Financially, the company poses some initial risks when digging into the balance sheet, income statement, and cash flow statement. The company has not in the past been consistent in producing free cash flow and has never dealt with such high amounts of orders and popularity. Some fears are whether the company will be able to have as strong of inventory turnover and deal with such drastically larger amounts of shipments. Looking at a growing company, one key metric is that we want to see accounts receivable and inventory staying close to sales. In the past year, the company has seen its A/R grow 57% and its inventory grow 14%. The company's sales have risen 60%. One issue that I see is that the company is taking on too much A/R and not increasing its inventory great enough to match its A/R. If the company cannot up its inventory, there is fear they will face order cancellations.
One positive is that the company has increased its gross margins each year for the past three years to the current TTM, increasing from 41% to 47%. The company also is very well off in the financial health categories. The company has less than 2% of its liabilities as long-term debt. The company's net debt is a positive because they have more cash on hand than short-term and long-term debt. Inventory turnover has increased from 2009 to the TTM, which is not a good sign of efficiency.
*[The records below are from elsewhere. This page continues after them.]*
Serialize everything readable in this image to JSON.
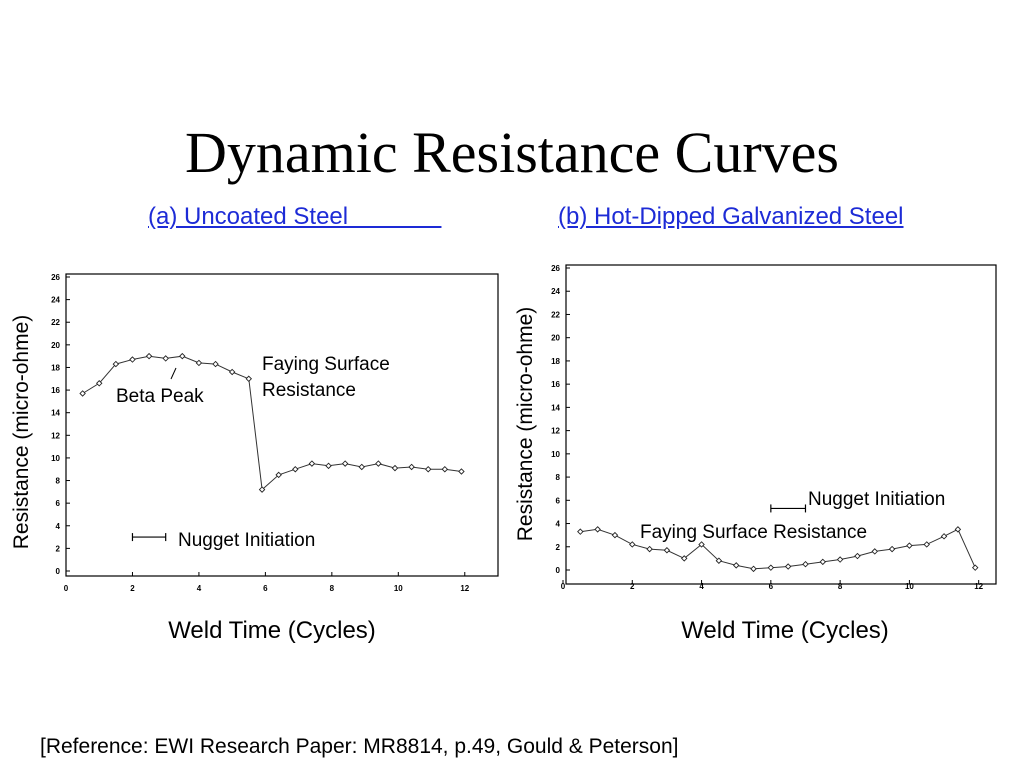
{
  "slide": {
    "title": "Dynamic Resistance Curves",
    "subtitle_a": "(a) Uncoated Steel              ",
    "subtitle_b": "(b) Hot-Dipped Galvanized Steel",
    "link_color": "#1d2bd6",
    "reference": "[Reference: EWI Research Paper: MR8814, p.49, Gould & Peterson]"
  },
  "chart_data": [
    {
      "type": "line",
      "title": "",
      "xlabel": "Weld Time (Cycles)",
      "ylabel": "Resistance (micro-ohme)",
      "xlim": [
        0,
        13
      ],
      "ylim": [
        0,
        26
      ],
      "x_ticks": [
        "0",
        "2",
        "4",
        "6",
        "8",
        "10",
        "12"
      ],
      "y_ticks": [
        "0",
        "2",
        "4",
        "6",
        "8",
        "10",
        "12",
        "14",
        "16",
        "18",
        "20",
        "22",
        "24",
        "26"
      ],
      "grid": false,
      "series": [
        {
          "x": [
            0.5,
            1.0,
            1.5,
            2.0,
            2.5,
            3.0,
            3.5,
            4.0,
            4.5,
            5.0,
            5.5,
            5.9,
            6.4,
            6.9,
            7.4,
            7.9,
            8.4,
            8.9,
            9.4,
            9.9,
            10.4,
            10.9,
            11.4,
            11.9
          ],
          "y": [
            15.7,
            16.6,
            18.3,
            18.7,
            19.0,
            18.8,
            19.0,
            18.4,
            18.3,
            17.6,
            17.0,
            7.2,
            8.5,
            9.0,
            9.5,
            9.3,
            9.5,
            9.2,
            9.5,
            9.1,
            9.2,
            9.0,
            9.0,
            8.8
          ]
        }
      ],
      "annotations": [
        {
          "text": "Beta Peak",
          "x": 2.7,
          "y": 16.0
        },
        {
          "text": "Faying Surface",
          "x": 5.9,
          "y": 19.7
        },
        {
          "text": "Resistance",
          "x": 5.9,
          "y": 17.3
        },
        {
          "text": "Nugget Initiation",
          "x": 3.4,
          "y": 2.3
        }
      ],
      "nugget_bar": {
        "x_start": 2.0,
        "x_end": 3.0,
        "y": 3.0
      }
    },
    {
      "type": "line",
      "title": "",
      "xlabel": "Weld Time (Cycles)",
      "ylabel": "Resistance (micro-ohme)",
      "xlim": [
        0,
        12.5
      ],
      "ylim": [
        0,
        26
      ],
      "x_ticks": [
        "0",
        "2",
        "4",
        "6",
        "8",
        "10",
        "12"
      ],
      "y_ticks": [
        "0",
        "2",
        "4",
        "6",
        "8",
        "10",
        "12",
        "14",
        "16",
        "18",
        "20",
        "22",
        "24",
        "26"
      ],
      "grid": false,
      "series": [
        {
          "x": [
            0.5,
            1.0,
            1.5,
            2.0,
            2.5,
            3.0,
            3.5,
            4.0,
            4.5,
            5.0,
            5.5,
            6.0,
            6.5,
            7.0,
            7.5,
            8.0,
            8.5,
            9.0,
            9.5,
            10.0,
            10.5,
            11.0,
            11.4,
            11.9
          ],
          "y": [
            3.3,
            3.5,
            3.0,
            2.2,
            1.8,
            1.7,
            1.0,
            2.2,
            0.8,
            0.4,
            0.1,
            0.2,
            0.3,
            0.5,
            0.7,
            0.9,
            1.2,
            1.6,
            1.8,
            2.1,
            2.2,
            2.9,
            3.5,
            0.2
          ]
        }
      ],
      "annotations": [
        {
          "text": "Nugget Initiation",
          "x": 6.9,
          "y": 5.7
        },
        {
          "text": "Faying Surface Resistance",
          "x": 2.0,
          "y": 3.1
        }
      ],
      "nugget_bar": {
        "x_start": 6.0,
        "x_end": 7.0,
        "y": 5.3
      }
    }
  ]
}
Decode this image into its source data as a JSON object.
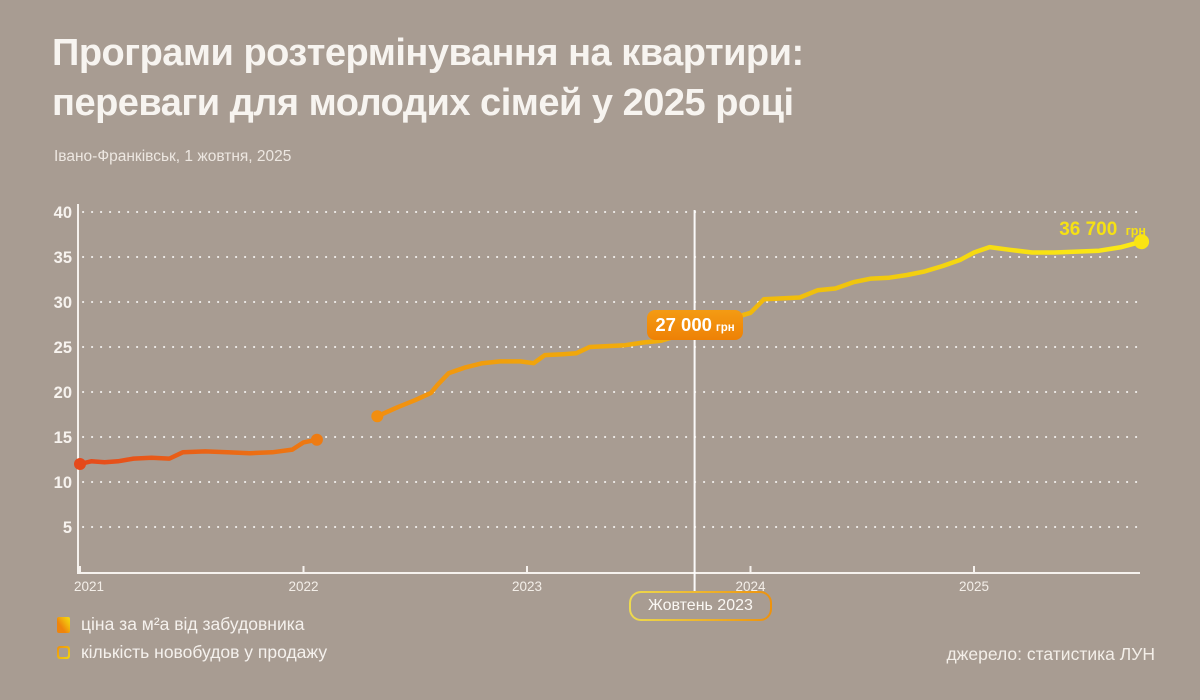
{
  "colors": {
    "background": "#A89C92",
    "text_primary": "#F7F4F0",
    "axis": "#F6F2EE",
    "grid_dots": "#FFFFFF",
    "marker_line": "#FFFFFF",
    "price_badge_bg": "#F08E0C",
    "price_badge_text": "#FFFFFF",
    "end_label_text": "#F6E114",
    "date_badge_border": [
      "#EDDA4F",
      "#EE920C"
    ],
    "line_start": "#E5491B",
    "line_end": "#FCEA16"
  },
  "header": {
    "title_line1": "Програми розтермінування на квартири:",
    "title_line2": "переваги для молодих сімей у 2025 році",
    "subtitle": "Івано-Франківськ, 1 жовтня, 2025"
  },
  "legend": {
    "items": [
      {
        "label": "ціна за м²а від забудовника",
        "swatch": "filled-gradient-square"
      },
      {
        "label": "кількість новобудов у продажу",
        "swatch": "outlined-gradient-square"
      }
    ]
  },
  "source": "джерело: статистика ЛУН",
  "chart_data": {
    "type": "line",
    "title": "",
    "xlabel": "",
    "ylabel": "",
    "x_ticks": [
      2021,
      2022,
      2023,
      2024,
      2025
    ],
    "y_ticks": [
      5,
      10,
      15,
      20,
      25,
      30,
      35,
      40
    ],
    "xlim": [
      2021,
      2025.78
    ],
    "ylim": [
      0,
      41
    ],
    "grid": "dotted horizontal",
    "legend_position": "bottom-left",
    "y_values_are_thousand_uah": true,
    "series": [
      {
        "name": "ціна за м²а від забудовника",
        "unit": "грн",
        "segments": [
          [
            [
              2021.0,
              12.0
            ],
            [
              2021.05,
              12.3
            ],
            [
              2021.11,
              12.2
            ],
            [
              2021.17,
              12.3
            ],
            [
              2021.24,
              12.6
            ],
            [
              2021.32,
              12.7
            ],
            [
              2021.4,
              12.6
            ],
            [
              2021.46,
              13.3
            ],
            [
              2021.56,
              13.4
            ],
            [
              2021.66,
              13.3
            ],
            [
              2021.76,
              13.2
            ],
            [
              2021.86,
              13.3
            ],
            [
              2021.95,
              13.6
            ],
            [
              2022.0,
              14.4
            ],
            [
              2022.06,
              14.7
            ]
          ],
          [
            [
              2022.33,
              17.3
            ],
            [
              2022.42,
              18.3
            ],
            [
              2022.5,
              19.1
            ],
            [
              2022.57,
              19.9
            ],
            [
              2022.6,
              20.8
            ],
            [
              2022.65,
              22.1
            ],
            [
              2022.72,
              22.7
            ],
            [
              2022.8,
              23.2
            ],
            [
              2022.88,
              23.4
            ],
            [
              2022.97,
              23.4
            ],
            [
              2023.03,
              23.2
            ],
            [
              2023.08,
              24.1
            ],
            [
              2023.16,
              24.2
            ],
            [
              2023.22,
              24.3
            ],
            [
              2023.28,
              25.0
            ],
            [
              2023.36,
              25.1
            ],
            [
              2023.44,
              25.2
            ],
            [
              2023.52,
              25.5
            ],
            [
              2023.6,
              25.7
            ],
            [
              2023.68,
              26.3
            ],
            [
              2023.75,
              27.0
            ],
            [
              2023.83,
              27.5
            ],
            [
              2023.92,
              28.2
            ],
            [
              2024.0,
              28.8
            ],
            [
              2024.06,
              30.3
            ],
            [
              2024.14,
              30.4
            ],
            [
              2024.22,
              30.5
            ],
            [
              2024.3,
              31.3
            ],
            [
              2024.38,
              31.5
            ],
            [
              2024.46,
              32.2
            ],
            [
              2024.54,
              32.6
            ],
            [
              2024.62,
              32.7
            ],
            [
              2024.7,
              33.0
            ],
            [
              2024.78,
              33.4
            ],
            [
              2024.86,
              34.0
            ],
            [
              2024.94,
              34.7
            ],
            [
              2025.0,
              35.5
            ],
            [
              2025.07,
              36.1
            ],
            [
              2025.16,
              35.8
            ],
            [
              2025.26,
              35.5
            ],
            [
              2025.36,
              35.5
            ],
            [
              2025.46,
              35.6
            ],
            [
              2025.56,
              35.7
            ],
            [
              2025.66,
              36.1
            ],
            [
              2025.75,
              36.7
            ]
          ]
        ],
        "dots": [
          [
            2021.0,
            12.0,
            "#E5491B",
            6
          ],
          [
            2022.06,
            14.7,
            "#EE7B12",
            6
          ],
          [
            2022.33,
            17.3,
            "#F28E0F",
            6
          ],
          [
            2025.75,
            36.7,
            "#FAE414",
            7.5
          ]
        ]
      }
    ],
    "line_gradient": [
      [
        0,
        "#E5491B"
      ],
      [
        0.225,
        "#EE7B12"
      ],
      [
        0.28,
        "#F28E0F"
      ],
      [
        0.42,
        "#F0A30C"
      ],
      [
        0.58,
        "#F2B10B"
      ],
      [
        0.735,
        "#F0C60D"
      ],
      [
        0.865,
        "#F7DE12"
      ],
      [
        1,
        "#FCEA16"
      ]
    ],
    "marker": {
      "x": 2023.75,
      "date_label": "Жовтень 2023",
      "value": "27 000",
      "unit": "грн",
      "numeric_value": 27.0
    },
    "end_label": {
      "x": 2025.75,
      "value": "36 700",
      "unit": "грн",
      "numeric_value": 36.7
    }
  }
}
Competition is heavy for Skechers, and for this reason, the company has no economic moat whatsoever. They were first to the scene, but the shoe literally has become commoditized and Skechers seems the least aesthetic and priced in the similar realm as competition. The company has been helped by the fact that Nike has decided not to enter the picture, but other competitors eat into market share. The company has built a small economic moat with the shoe, but that moat could dry up very fast if these shoes lose value or popularity and they do not leverage it into another opportunity.
The risks are definitely high with Skechers. The company has financial issues on the balance sheet, low free cash flow, stiff competition, a cyclical success, and mounting issues of whether their shoes are even beneficial. The company definitely has some potential, but the highs the company saw earlier in 2010 could be the height of this phase of success for Skechers.
The Oxen Group's fair value estimate for Skechers is $24 per share based on a discounted cash-flow analysis. The company has seen in the past year, but the future ability for sustained growth versus a cyclical high are very real for Skechers. The risk of the company seem to outweigh speculative nature of the company, and unless the stock can move back another 10-15% from its current levels, it does not present a significant play. The company should see growth in operating income through 2011, but after that point, much more growth presents significant hurdles. Estimated available cash flow starts at $82 million for this year and ends at $49 million in 2015. The company has a WACC at 8.0%.
Stock is a Buy below 16.
Risk is medium to medium-high with Skechers. The company, in the last year has been able to gain its fifteen minutes as a leader in the toning footwear industry. The question and risk comes from the fact that no one knows if toning shoes are the next Crocs or the next Birkenstock. The company has risk associated with its financial statements and will need to do a better job of building inventory to match A/R. Additionally, the company has not diversified itself well enough into foreign markets

Disclosure: I have no positions in any stocks mentioned, and no plans to initiate any positions within the next 72 hours.